Outras firmas trabalham para agregar sensores onde eles não existiam anteriormente — um esforço que cria novos desafios, como, por exemplo, fornecer energia a todos esses sensores.

Recentemente, usei um relógio inteligente que poderia ser um prenúncio desse futuro cheio de sensores. O recém-lançado PowerWatch, da Matrix Industries, nunca precisa ser recarregado. Sua fonte de energia é termoelétrica, o que significa que ele pode transformar qualquer diferença na temperatura — normalmente entre um objeto sólido e o ar ao seu redor — em eletricidade. Ao olhar para ele, uma pequena barra de energia lentamente se elevou, até que o relógio começou a gerar 200 microwatts de energia extraída do calor do meu corpo.
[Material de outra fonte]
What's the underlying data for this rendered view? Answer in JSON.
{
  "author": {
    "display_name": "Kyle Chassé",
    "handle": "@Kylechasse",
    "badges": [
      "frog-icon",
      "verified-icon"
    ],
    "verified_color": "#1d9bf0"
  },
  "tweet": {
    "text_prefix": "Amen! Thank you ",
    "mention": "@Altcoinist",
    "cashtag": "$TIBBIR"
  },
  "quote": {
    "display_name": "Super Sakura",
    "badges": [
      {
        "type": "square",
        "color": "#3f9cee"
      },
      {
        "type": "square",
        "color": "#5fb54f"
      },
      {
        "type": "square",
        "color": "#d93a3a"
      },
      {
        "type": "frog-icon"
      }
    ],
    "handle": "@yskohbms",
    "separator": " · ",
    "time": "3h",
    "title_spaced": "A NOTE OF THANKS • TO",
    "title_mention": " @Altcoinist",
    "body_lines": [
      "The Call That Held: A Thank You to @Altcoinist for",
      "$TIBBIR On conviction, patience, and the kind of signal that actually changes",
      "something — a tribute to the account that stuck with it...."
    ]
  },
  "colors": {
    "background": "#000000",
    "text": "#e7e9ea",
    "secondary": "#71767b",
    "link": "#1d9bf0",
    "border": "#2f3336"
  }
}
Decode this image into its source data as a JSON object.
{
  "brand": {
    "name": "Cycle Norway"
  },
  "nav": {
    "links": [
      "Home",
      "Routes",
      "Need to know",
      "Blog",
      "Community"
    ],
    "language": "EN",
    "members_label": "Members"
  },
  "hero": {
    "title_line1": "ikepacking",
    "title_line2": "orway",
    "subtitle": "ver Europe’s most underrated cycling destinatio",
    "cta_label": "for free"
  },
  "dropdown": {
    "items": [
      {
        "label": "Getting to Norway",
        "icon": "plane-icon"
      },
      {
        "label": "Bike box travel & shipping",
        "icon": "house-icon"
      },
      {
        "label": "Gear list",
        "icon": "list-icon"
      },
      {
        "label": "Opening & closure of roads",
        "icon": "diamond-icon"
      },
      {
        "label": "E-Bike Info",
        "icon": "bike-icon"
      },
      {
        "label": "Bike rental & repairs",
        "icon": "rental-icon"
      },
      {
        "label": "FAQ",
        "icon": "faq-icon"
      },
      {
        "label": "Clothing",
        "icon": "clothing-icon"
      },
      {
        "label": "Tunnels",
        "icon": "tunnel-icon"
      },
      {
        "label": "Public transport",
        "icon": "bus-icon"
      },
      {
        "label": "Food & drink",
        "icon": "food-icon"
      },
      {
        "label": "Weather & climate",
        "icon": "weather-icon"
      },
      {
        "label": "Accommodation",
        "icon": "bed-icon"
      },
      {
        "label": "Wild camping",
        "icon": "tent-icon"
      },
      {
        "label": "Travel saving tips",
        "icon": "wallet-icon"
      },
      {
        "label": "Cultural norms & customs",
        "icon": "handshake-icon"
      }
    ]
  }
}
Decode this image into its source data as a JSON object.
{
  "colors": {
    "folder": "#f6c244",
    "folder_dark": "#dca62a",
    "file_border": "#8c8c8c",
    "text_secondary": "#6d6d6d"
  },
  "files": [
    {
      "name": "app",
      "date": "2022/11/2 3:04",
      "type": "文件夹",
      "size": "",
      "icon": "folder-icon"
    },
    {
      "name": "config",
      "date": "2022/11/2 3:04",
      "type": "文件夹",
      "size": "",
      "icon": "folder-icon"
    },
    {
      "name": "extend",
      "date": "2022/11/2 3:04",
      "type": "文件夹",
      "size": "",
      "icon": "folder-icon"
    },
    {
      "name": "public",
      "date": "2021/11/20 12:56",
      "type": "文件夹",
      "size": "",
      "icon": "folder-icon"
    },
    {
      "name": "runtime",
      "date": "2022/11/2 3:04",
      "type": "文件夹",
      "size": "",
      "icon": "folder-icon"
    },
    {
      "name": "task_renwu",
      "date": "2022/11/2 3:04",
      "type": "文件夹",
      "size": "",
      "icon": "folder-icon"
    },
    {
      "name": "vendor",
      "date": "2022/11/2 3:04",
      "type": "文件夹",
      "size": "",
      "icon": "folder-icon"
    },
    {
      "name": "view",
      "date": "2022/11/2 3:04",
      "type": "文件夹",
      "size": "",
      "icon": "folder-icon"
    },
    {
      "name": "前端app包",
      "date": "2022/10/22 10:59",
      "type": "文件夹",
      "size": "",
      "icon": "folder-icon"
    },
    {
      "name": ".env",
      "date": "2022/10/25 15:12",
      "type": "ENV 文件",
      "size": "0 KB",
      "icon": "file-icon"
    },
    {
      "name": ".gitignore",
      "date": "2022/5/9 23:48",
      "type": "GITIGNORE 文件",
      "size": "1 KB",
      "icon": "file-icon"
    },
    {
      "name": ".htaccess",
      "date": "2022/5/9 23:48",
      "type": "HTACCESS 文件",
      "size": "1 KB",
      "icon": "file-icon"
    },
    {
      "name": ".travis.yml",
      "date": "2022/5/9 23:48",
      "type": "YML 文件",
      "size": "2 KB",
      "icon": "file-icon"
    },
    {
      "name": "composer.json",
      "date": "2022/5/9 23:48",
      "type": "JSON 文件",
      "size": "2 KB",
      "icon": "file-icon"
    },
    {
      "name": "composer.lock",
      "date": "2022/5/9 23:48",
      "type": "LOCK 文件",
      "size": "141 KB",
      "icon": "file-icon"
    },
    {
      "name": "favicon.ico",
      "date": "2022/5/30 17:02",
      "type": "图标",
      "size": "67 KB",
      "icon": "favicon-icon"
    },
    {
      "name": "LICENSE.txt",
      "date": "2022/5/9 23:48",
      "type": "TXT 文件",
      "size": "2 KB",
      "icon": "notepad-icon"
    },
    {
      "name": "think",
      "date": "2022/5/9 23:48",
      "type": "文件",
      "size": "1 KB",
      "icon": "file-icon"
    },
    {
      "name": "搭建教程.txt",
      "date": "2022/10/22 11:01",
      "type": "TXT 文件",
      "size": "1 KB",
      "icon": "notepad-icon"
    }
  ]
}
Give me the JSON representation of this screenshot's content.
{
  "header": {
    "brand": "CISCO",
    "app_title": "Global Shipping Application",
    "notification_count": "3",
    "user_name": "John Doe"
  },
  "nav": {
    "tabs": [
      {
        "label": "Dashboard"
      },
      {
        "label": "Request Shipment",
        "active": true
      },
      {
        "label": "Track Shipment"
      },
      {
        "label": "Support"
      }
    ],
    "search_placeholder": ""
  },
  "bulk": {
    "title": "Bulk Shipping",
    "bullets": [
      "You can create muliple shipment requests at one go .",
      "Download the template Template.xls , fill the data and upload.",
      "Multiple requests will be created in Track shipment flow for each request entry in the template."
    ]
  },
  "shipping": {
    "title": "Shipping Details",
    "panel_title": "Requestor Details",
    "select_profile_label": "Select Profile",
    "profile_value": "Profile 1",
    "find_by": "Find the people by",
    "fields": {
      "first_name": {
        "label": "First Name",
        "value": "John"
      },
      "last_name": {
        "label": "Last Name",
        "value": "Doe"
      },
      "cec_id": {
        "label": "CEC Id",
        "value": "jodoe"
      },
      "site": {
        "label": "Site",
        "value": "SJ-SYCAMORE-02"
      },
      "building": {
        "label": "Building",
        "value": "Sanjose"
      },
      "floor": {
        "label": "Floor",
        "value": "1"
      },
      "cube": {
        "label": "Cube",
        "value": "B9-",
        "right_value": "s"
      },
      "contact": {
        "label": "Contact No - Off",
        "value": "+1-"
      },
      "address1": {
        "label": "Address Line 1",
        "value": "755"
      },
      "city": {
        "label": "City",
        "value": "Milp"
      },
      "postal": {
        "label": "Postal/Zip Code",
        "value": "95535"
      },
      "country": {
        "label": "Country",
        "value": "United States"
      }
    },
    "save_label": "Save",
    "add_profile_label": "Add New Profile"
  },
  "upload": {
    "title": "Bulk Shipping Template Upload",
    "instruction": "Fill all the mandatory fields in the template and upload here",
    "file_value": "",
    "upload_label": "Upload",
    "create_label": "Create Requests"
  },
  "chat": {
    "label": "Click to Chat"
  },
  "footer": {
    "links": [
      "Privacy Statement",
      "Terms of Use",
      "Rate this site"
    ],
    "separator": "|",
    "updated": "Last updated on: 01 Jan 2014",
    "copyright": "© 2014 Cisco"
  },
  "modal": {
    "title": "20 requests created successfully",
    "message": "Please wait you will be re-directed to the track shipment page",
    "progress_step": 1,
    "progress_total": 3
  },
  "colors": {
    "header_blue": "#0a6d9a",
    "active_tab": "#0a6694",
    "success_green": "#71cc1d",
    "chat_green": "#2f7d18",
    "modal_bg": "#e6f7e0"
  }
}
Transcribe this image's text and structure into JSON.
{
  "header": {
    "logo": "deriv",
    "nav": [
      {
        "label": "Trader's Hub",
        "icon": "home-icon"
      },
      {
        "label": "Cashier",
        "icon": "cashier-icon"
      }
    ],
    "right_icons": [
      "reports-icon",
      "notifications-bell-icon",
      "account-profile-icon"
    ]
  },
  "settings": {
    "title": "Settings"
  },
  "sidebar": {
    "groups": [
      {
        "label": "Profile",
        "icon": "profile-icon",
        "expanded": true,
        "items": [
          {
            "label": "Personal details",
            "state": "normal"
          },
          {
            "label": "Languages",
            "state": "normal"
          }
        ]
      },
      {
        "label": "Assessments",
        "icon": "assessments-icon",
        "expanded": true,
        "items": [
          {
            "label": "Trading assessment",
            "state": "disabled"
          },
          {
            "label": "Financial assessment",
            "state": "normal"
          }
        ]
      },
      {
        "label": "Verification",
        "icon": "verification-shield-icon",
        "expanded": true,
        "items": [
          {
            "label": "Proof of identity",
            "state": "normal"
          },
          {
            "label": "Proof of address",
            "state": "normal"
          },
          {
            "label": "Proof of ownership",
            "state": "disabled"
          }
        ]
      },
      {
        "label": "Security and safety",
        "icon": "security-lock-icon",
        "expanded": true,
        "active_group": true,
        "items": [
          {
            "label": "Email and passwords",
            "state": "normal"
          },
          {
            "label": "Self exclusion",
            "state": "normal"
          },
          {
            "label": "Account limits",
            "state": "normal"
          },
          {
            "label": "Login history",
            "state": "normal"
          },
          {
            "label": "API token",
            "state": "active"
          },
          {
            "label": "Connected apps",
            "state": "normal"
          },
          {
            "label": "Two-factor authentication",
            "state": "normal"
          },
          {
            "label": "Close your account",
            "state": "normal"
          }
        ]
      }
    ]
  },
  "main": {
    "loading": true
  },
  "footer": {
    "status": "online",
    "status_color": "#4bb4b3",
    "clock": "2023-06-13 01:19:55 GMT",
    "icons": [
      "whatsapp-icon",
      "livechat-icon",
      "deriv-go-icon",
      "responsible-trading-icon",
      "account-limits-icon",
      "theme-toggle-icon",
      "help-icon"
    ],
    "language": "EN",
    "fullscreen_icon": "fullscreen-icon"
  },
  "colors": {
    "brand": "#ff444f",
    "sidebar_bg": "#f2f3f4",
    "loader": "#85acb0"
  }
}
É uma quantidade pequena, mas suficiente para um smartwatch — ou para sensores e transmissores usados em fábricas inteligentes.

Fontes de energia como essa, painéis solares ou sensores piezoelétricos, que obtêm energia de vibrações, são fundamentais para o maior uso de sensores no nosso ambiente construído, evitando o tempo e o dinheiro gastos na troca das baterias.

Você quer poder colocar lá e esquecer. Esses dispositivos, que combinam um sensor, transmissão de dados via redes sem fio e tecnologia energética da Matrix, estão sendo desenvolvidos pela americana Civionics Inc..

O uso dessas tecnologias em relógios e na manufatura está só começando. Entre os clientes da Civionics está uma empresa que monitora as condições de pontes na Índia e uma multinacional da área de mineração que precisa adicionar sensores a seus equipamentos maiores e mais caros. As gigantes desses setores já notaram a tendência — a 3M Co. é uma investidora estratégica da Matrix e a GE está investindo na Sight Machine.